Michel Foucault warned that modern power often works not through overt coercion but through surveillance, classification, and administrative control. India’s National Register of Citizens (NRC) exemplifies this: digitised biometric data, ancestral records, and residency logs are used to sort the “documented” from the “disposable.” What follows is civil death—loss of rights, livelihood, and ultimately, identity.

Meanwhile, the rhetoric used by many Indian politicians now echoes the sectarianism of the Two-Nation Theory—the same ideology that fuelled the trauma of Partition in 1947. By branding Muslims, particularly Rohingyas and Bengali-speakers, as “illegal infiltrators,” the Indian state is not only reviving a divisive logic, it is actively re-politicising borders already scarred by blood and betrayal.

Together, these frameworks make clear that the push-in policy is not merely a technical or bureaucratic response to migration. It is a philosophical betrayal of India’s pluralistic promise.

India is not a party to the 1951 Refugee Convention. But it is bound by customary international law, including the principle of non-refoulement, which prohibits returning individuals to countries where they may face harm.
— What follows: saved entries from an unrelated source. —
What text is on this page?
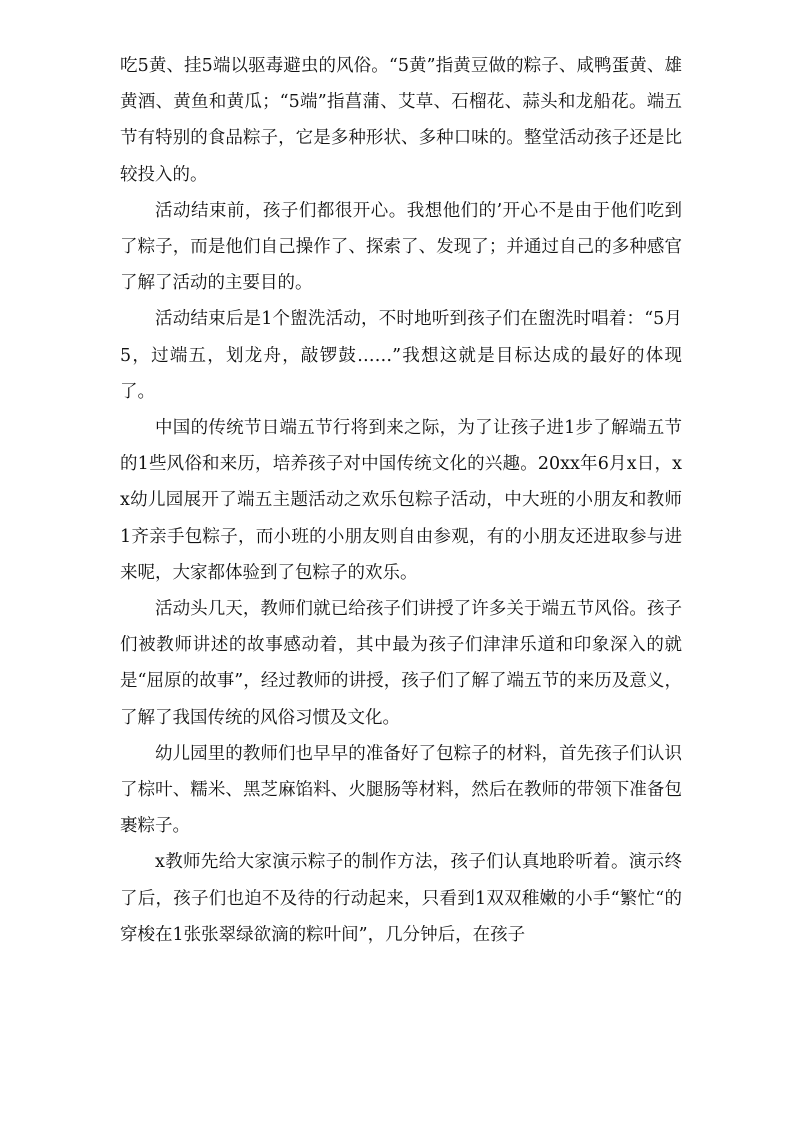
吃5黄、挂5端以驱毒避虫的风俗。“5黄”指黄豆做的粽子、咸鸭蛋黄、雄黄酒、黄鱼和黄瓜；“5端”指菖蒲、艾草、石榴花、蒜头和龙船花。端五节有特别的食品粽子，它是多种形状、多种口味的。整堂活动孩子还是比较投入的。

活动结束前，孩子们都很开心。我想他们的’开心不是由于他们吃到了粽子，而是他们自己操作了、探索了、发现了；并通过自己的多种感官了解了活动的主要目的。

活动结束后是1个盥洗活动，不时地听到孩子们在盥洗时唱着：“5月5，过端五，划龙舟，敲锣鼓……”我想这就是目标达成的最好的体现了。

中国的传统节日端五节行将到来之际，为了让孩子进1步了解端五节的1些风俗和来历，培养孩子对中国传统文化的兴趣。20xx年6月x日，xx幼儿园展开了端五主题活动之欢乐包粽子活动，中大班的小朋友和教师1齐亲手包粽子，而小班的小朋友则自由参观，有的小朋友还进取参与进来呢，大家都体验到了包粽子的欢乐。

活动头几天，教师们就已给孩子们讲授了许多关于端五节风俗。孩子们被教师讲述的故事感动着，其中最为孩子们津津乐道和印象深入的就是“屈原的故事”，经过教师的讲授，孩子们了解了端五节的来历及意义，了解了我国传统的风俗习惯及文化。

幼儿园里的教师们也早早的准备好了包粽子的材料，首先孩子们认识了棕叶、糯米、黑芝麻馅料、火腿肠等材料，然后在教师的带领下准备包裹粽子。

x教师先给大家演示粽子的制作方法，孩子们认真地聆听着。演示终了后，孩子们也迫不及待的行动起来，只看到1双双稚嫩的小手“繁忙“的穿梭在1张张翠绿欲滴的粽叶间”，几分钟后，在孩子
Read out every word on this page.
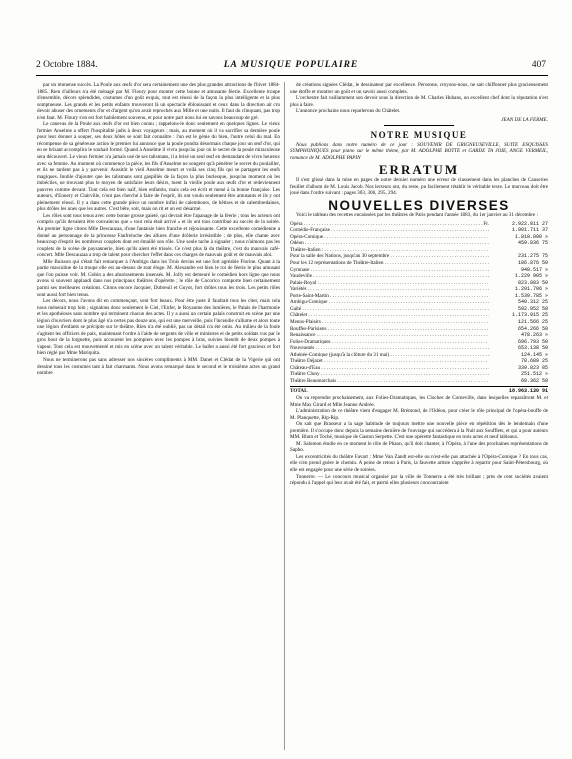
2 Octobre 1884.	LA MUSIQUE POPULAIRE	407

par un immense succès. La Poule aux œufs d'or sera certainement une des plus grandes attractions de l'hiver 1884-1885. Rien d'ailleurs n'a été ménagé par M. Floury pour monter cette bonne et amusante féerie. Excellente troupe d'ensemble, décors splendides, costumes d'un goût exquis, tout est réussi de la façon la plus intelligente et la plus somptueuse. Les grands et les petits enfants trouveront là un spectacle éblouissant et ceux dans la direction ait cru devoir abuser des ornements d'or et d'argent qu'on avait reprochés aux Mille et une nuits. Il faut du clinquant, pas trop n'en faut. M. Floury s'en est fort habilement souvenu, et pour notre part nous lui en savons beaucoup de gré.

Le canevas de la Poule aux œufs d'or est bien connu ; rappelons-le donc seulement en quelques lignes. Le vieux fermier Anselme a offert l'hospitalité jadis à deux voyageurs ; mais, au moment où il va sacrifier sa dernière poule pour leur donner à souper, ses deux hôtes se sont fait connaître : l'un est le génie du bien, l'autre celui du mal. En récompense de sa généreuse action le premier lui annonce que la poule pondra désormais chaque jour un œuf d'or, qui en se brisant accomplira le souhait formé. Quand à Anselme il vivra jusqu'au jour où le secret de la poule miraculeuse sera découvert. Le vieux fermier n'a jamais usé de ses talismans, il a brisé un seul œuf en demandant de vivre heureux avec sa femme. Au moment où commence la pièce, les fils d'Anselme ne songent qu'à pénétrer le secret du poulailler, et ils ne tardent pas à y parvenir. Aussitôt le vieil Anselme meurt et voilà ses cinq fils qui se partagent les œufs magiques. Inutile d'ajouter que les talismans sont gaspillés de la façon la plus burlesque, jusqu'au moment où les imbéciles, ne trouvant plus le moyen de satisfaire leurs désirs, tuent la vieille poule aux œufs d'or et redeviennent pauvres comme devant. Tout cela est bien naïf, bien enfantin, mais cela est écrit et mené à la bonne française. Les auteurs, d'Ennery et Clairville, n'ont pas cherché à faire de l'esprit, ils ont voulu seulement être amusants et ils y ont pleinement réussi. Il y a dans cette grande pièce un nombre infini de calembours, de bêtises et de calembredaines, plus drôles les unes que les autres. C'est bête, soit, mais on rit et on est désarmé.

Les rôles sont tous tenus avec cette bonne grosse gaieté, qui devrait être l'apanage de la féerie ; tous les acteurs ont compris qu'ils devaient être convaincus que « tout cela était arrivé » et ils ont tous contribué au succès de la soirée. Au premier ligne citons Mlle Descauzaa, d'une fantaisie bien franche et réjouissante. Cette excellente comédienne a donné au personnage de la princesse Fanfreluche des allures d'une drôlerie irrésistible ; de plus, elle chante avec beaucoup d'esprit les nombreux couplets dont est émaillé son rôle. Une seule tache à signaler ; nous n'aimons pas les couplets de la scène de paysannerie, bien qu'ils aient été trissés. Ce n'est plus là du théâtre, c'est du mauvais café-concert. Mlle Descauzaa a trop de talent pour chercher l'effet dans ces charges de mauvais goût et de mauvais aloi.

Mlle Buisson qui s'était fait remarquer à l'Ambigu dans les Trois devins est une fort agréable Florine. Quant à la partie masculine de la troupe elle est au-dessus de tout éloge. M. Alexandre est bien le roi de féerie le plus amusant que l'on puisse voir. M. Gobin a des ahurissements insensés. M. Jolly est demeuré le comédien hors ligne que nous avons si souvent applaudi dans nos principaux théâtres d'opérette ; le rôle de Cocorico comporte bien certainement parmi ses meilleures créations. Citons encore Jacquier, Dubreuil et Guyot, fort drôles tous les trois. Les petits rôles sont aussi fort bien tenus.

Les décors, nous l'avons dit en commençant, sont fort beaux. Pour être juste il faudrait tous les citer, mais cela nous mènerait trop loin ; signalons donc seulement le Ciel, l'Enfer, le Royaume des lumières, le Palais de l'harmonie et les apothéoses sans nombre qui terminent chacun des actes. Il y a aussi un certain palais construit en scène par une légion d'ouvriers dont le plus âgé n'a certes pas douze ans, qui est une merveille, puis l'incendie s'allume et alors toute une légion d'enfants se précipite sur le théâtre. Rien n'a été oublié, pas un détail n'a été omis. Au milieu de la foule s'agitent les officiers de paix, maintenant l'ordre à l'aide de sergents de ville et ministres et de petits soldats vus par le gros bout de la lorgnette, puis accourent les pompiers avec les pompes à bras, suivies bientôt de deux pompes à vapeur. Tout cela est mouvementé et mis en scène avec un talent véritable. Le ballet a aussi été fort gracieux et fort bien réglé par Mme Mariquita.

Nous ne terminerons pas sans adresser nos sincères compliments à MM. Danet et Clédat de la Vigerie qui ont dessiné tous les costumes tant à fait charmants. Nous avons remarqué dans le second et le troisième actes un grand nombre

de créations signées Clédat, le dessinateur par excellence. Personne, croyons-nous, ne sait chiffonner plus gracieusement une étoffe et montrer un goût et un savoir aussi complets.

L'orchestre fait vaillamment son devoir sous la direction de M. Charles Hubans, un excellent chef dont la réputation n'est plus à faire.

L'annonce prochaine nous reparlerons du Châtelet.

JEAN DE LA FERME.
NOTRE MUSIQUE

Nous publions dans notre numéro de ce jour : SOUVENIR DE GRIGNEUSEVILLE, SUITE ESQUISSES SYMPHONIQUES pour piano sur le même thème, par M. ADOLPHE BOTTE et GARDE TA JOIE, ANGE VERMEIL, romance de M. ADOLPHE PAPIN

ERRATUM

Il s'est glissé dans la mise en pages de notre dernier numéro une erreur de classement dans les planches de Causeries feuillet d'album de M. Louis Jacob. Nos lecteurs ont, du reste, pu facilement rétablir le véritable texte. Le morceau doit être joué dans l'ordre suivant : pages 303, 306, 295, 294.

NOUVELLES DIVERSES

Voici le tableau des recettes encaissées par les théâtres de Paris pendant l'année 1883, du 1er janvier au 31 décembre :

Opéra . . .	Fr.	2.922.811 27
Comédie-Française . . .	1.901.711 37
Opéra-Comique . . .	1.818.090 »
Odéon . . .	459.836 75
Théâtre-Italien : . . .
Pour la salle des Nations, jusqu'au 30 septembre . . .	231.275 75
Pour les 12 représentations de Théâtre-Italien . . .	186.876 50
Gymnase . . .	948.517 »
Vaudeville . . .	1.229 905 »
Palais-Royal . . .	823.083 50
Variétés . . .	1.201.706 »
Porte-Saint-Martin . . .	1.539.785 »
Ambigu-Comique . . .	540.312 25
Gaîté . . .	592.952 50
Châtelet . . .	1.173.915 25
Menus-Plaisirs . . .	121.566 25
Bouffes-Parisiens . . .	654.266 50
Renaissance . . .	478.263 »
Folies-Dramatiques . . .	696.793 50
Nouveautés . . .	653.138 50
Athénée-Comique (jusqu'à la clôture du 31 mai) . . .	124.145 »
Théâtre Déjazet . . .	78.689 25
Château-d'Eau . . .	339.823 85
Théâtre Cluny . . .	251.512 »
Théâtre Beaumarchais . . .	60.362 50
TOTAL	18.963.130 91

On va reprendre prochainement, aux Folies-Dramatiques, les Cloches de Corneville, dans lesquelles reparaîtront M. et Mme Max Girard et Mlle Jeanne Andrée.

L'administration de ce théâtre vient d'engager M. Brémond, de l'Odéon, pour créer le rôle principal de l'opéra-bouffe de M. Planquette, Rip-Rip.

On sait que Brasseur a la sage habitude de toujours mettre une nouvelle pièce en répétition dès le lendemain d'une première. Il s'occupe donc depuis la semaine dernière de l'ouvrage qui succédera à la Nuit aux Soufflets, et qui a pour auteurs MM. Blum et Toché, musique de Gaston Serpette. C'est une opérette fantastique en trois actes et neuf tableaux.

M. Salomon étudie en ce moment le rôle de Phaon, qu'il doit chanter, à l'Opéra, à l'une des prochaines représentations de Sapho.

Les excentricités du théâtre Favart : Mme Van Zandt est-elle ou n'est-elle pas attachée à l'Opéra-Comique ? En tous cas, elle n'en prend guère le chemin. A peine de retour à Paris, la fauvette artiste s'apprête à repartir pour Saint-Pétersbourg, où elle est engagée pour une série de soirées.

Tonnerre. — Le concours musical organisé par la ville de Tonnerre a été très brillant ; près de cent sociétés avaient répondu à l'appel qui leur avait été fait, et parmi elles plusieurs concourraient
India is also a signatory to the ICCPR and the Convention on the Rights of the Child, both of which enshrine the right to due process and protection for vulnerable persons.

These obligations have been repeatedly violated. Push-ins occur without judicial oversight, without procedural guarantees, and without any regard for humanitarian standards. Stateless persons and documented refugees alike are discarded without recourse.

Borders are mirrors. And in India’s reflection, one now sees shadows where rights should be. It targets the very people it once claimed to protect—transforming security personnel into agents of erasure, and borderlands into theatres of exile.

The Bruno Latour model of the state—where legitimacy derives from institutional trust—no longer holds. India retains its roads, walls, and bureaucracies, but its moral infrastructure is collapsing. It is a nation equipped with courts but unwilling to deliver justice.

Yes, India still holds elections. But democracy is more than ballots. It is about rule of law, civil dignity, and minority protection. Today, India wears the skin of a democracy while operating with the muscles of majoritarian authoritarianism.

Policies like the CAA, NRC, and covert deportations reveal a state that no longer protects diversity—it polices it. The push-in crisis exposes a deeper transformation: from republic to regime.

Children drifting in rivers. Teachers blindfolded and dumped. Refugees treated as waste. These are not images of strength. They are the signs of a state afraid of its own plurality—unable to tolerate the lives that fall outside its narrowed identity.

India wants to lead South Asia. It wants to be respected globally. But leadership is not built on silence, or force. It is built on trust, law, and the courage to protect the vulnerable.

Right now, India is not leading. It is retreating—into fear, into division, into failure.